Moja Hania chyba też załapała regularny tryb, kąpiel 19:00 zasypia ok 19:30-21:00 jak tylko zobaczy w swoim łóżeczku lampkę od elektronicznej niani wie że trzeba iść spać, pobudka na pierś ok 3:30, kolejna ok 6:00-7:30, biorę ją do swojego łóżka i śpimy do 9:00-11:00, potem nosimy się w leżaczku po całym domu i ja organizuję sobie śniadanie, ubieram się, maluję, myję i jedziemy na jakiś spacerek. Po spacerku troszkę marudzi, poprzeciąga się i zaśnie na 3-4 godz. Budzi się ok 16:00-17:00 i nie śpi do kąpieli, robimy zabiegi pielęgnacyjne, poprzewracamy na brzuszku i bawimy się:tak:.
Najbardziej cieszą mnie te przespane noce,
 
Hej Kochane,
Dawno nie pisalam, ale jakoś weny mi brak, ciągle coś się dzieje i ciągle jakieś problemy. Nie wiem czy ja to już sama stwarzam, czy takie mam szczęście po prostu.

Adaś kochany, chociaż zacząl ulewać, od dwóch dni to nawet chlusta mlekiem, aż się wystraszylam. Kazali dopajać go, a on oczywiście cyca teraz nie chce, denerwuje się bardzo, pije tylko w nocy. w dzień muszę z reguly ściągnąć co mam (bo już raczej nie jest tego wiele) i dać mu butlę.
Mialam nerwowy okres z moim i nie mam zamiaru na żadne pierwsze razy się kusić, już naprawdę nie mam na niego sil i ciągle widzę same jego wady.
Z dobrych wiadomości to to, że przyszedl malego paszport. Muszę go teraz zarejestrować w Polsce, żeby mial również nasze obywatelstwo. Zazdroszczę, że macie facetów Polaków, ja naprawdę nie wiedzialam co robię, jak za niego wychodzilam. Teraz widzę, że jak chcialabym odejść, to tylko same problemy mogę mieć. A szkoda slów.
 
Czesc Majoweczki!

Kerry - dziekuje za zyczonka.:-) Niestety Maz w pracy do 20tej, takze mozliwosc swietowania ograniczona...

MM - ja mam podgrzewacz Canpol Podgrzewacz Uniwersalny Canpol Tania wysyłka (389197266) - Aukcje internetowe Allegro

Jade - mam nadzieje, ze nie jest u Was tak zle jak piszesz... moze to tylko przejsciowe problemy, ktore przejda jak przyzwyczaicie sie do wszystkiego, co pojawilo sie po przyjsciu dziecka...

Ola - u mnie ze szwami tez nie za wesolo i az sie boje, jaki to bedzie mialo wplyw na wspolzycie i porod kolejny, jak zdecydujemy sie na drugie dziecko...:-(

Dzis bylam na wizycie u ginki - powiedziala, ze slabo to wyglada... mam robic nasiadowki, jak szwy niby samorozpuszczalne dalej sie nie rozpuszcza, to bedzie trzeba je usunac... Az sie boje - czy ktoras z Was tak miala? Ech, wszystko przez ten porod z raczka przy glowce...:-( Tak to by bylo tylko naciecie, a tak to jestem pocerowana w srodku... o wspolzyciu na dluzszy czas moge zapomniec, bo ginka powiedziala, ze bedzie dla mnie bardzo bolesne.:-(

Milego popoludnia!
 
Łaniu, współczuję problemu ze szwami.... u mnie za pierwszym razem szwy rozpuszczalne w środku nie chciały się rozpuścić chyba przez rok, dzięki czemu przez rok odczuwałam bolesność w czasie seksu (no, nie za każdym razem na szczęście....). Oby u Ciebie było lepiej!

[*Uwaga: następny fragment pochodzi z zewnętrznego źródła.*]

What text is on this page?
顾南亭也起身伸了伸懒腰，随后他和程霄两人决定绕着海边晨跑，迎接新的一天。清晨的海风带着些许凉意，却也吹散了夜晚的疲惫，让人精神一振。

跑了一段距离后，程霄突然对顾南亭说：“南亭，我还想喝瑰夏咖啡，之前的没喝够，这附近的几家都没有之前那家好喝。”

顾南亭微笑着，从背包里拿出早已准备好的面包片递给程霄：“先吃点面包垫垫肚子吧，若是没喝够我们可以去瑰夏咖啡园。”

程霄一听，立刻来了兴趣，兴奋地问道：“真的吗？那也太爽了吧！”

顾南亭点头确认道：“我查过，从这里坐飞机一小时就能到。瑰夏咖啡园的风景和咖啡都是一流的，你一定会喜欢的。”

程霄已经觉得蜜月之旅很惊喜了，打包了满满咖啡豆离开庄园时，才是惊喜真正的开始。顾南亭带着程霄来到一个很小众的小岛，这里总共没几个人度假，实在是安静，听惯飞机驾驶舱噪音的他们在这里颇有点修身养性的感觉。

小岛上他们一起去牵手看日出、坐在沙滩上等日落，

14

Kerry, życzę Ci aby Twoje obawy co do blizny nie potwierdziły się u gina - może usłyszysz że wszystko ok? Trzymam kciuki!

Dziewczynki, widzę że Wasze dzidzie są pięknie zorganizowane. Mój synuś także całkiem całkiem choć ja i tak jestem matką chaotyczną (tak siebie oceniam - jak również jako zaniedbaną, nieudolną, itd. itp. a przede wszystkim GRUBĄ).
A np. dziś podczas wizyty u pani ginekolog zamiast grzecznie spać (zabrany z domu śpi jak kamień podczas jazdy autem, zakupów, spacerów, itd.) to Miki się darł wniebogłosy i smoka nie chciał ani nic innego nie działało.... Pani doktor na szczęście wyrozumiała ;-)
 
reklama
wasze tez dzis takie marudne? na raczki owszem, ale nie za dlugo, lezec nie, cyca nie, spac tak, ale nie wiemy jak to zrobic, i spi po 30-40minut. w koncu wzielam go do chusty i jest ok.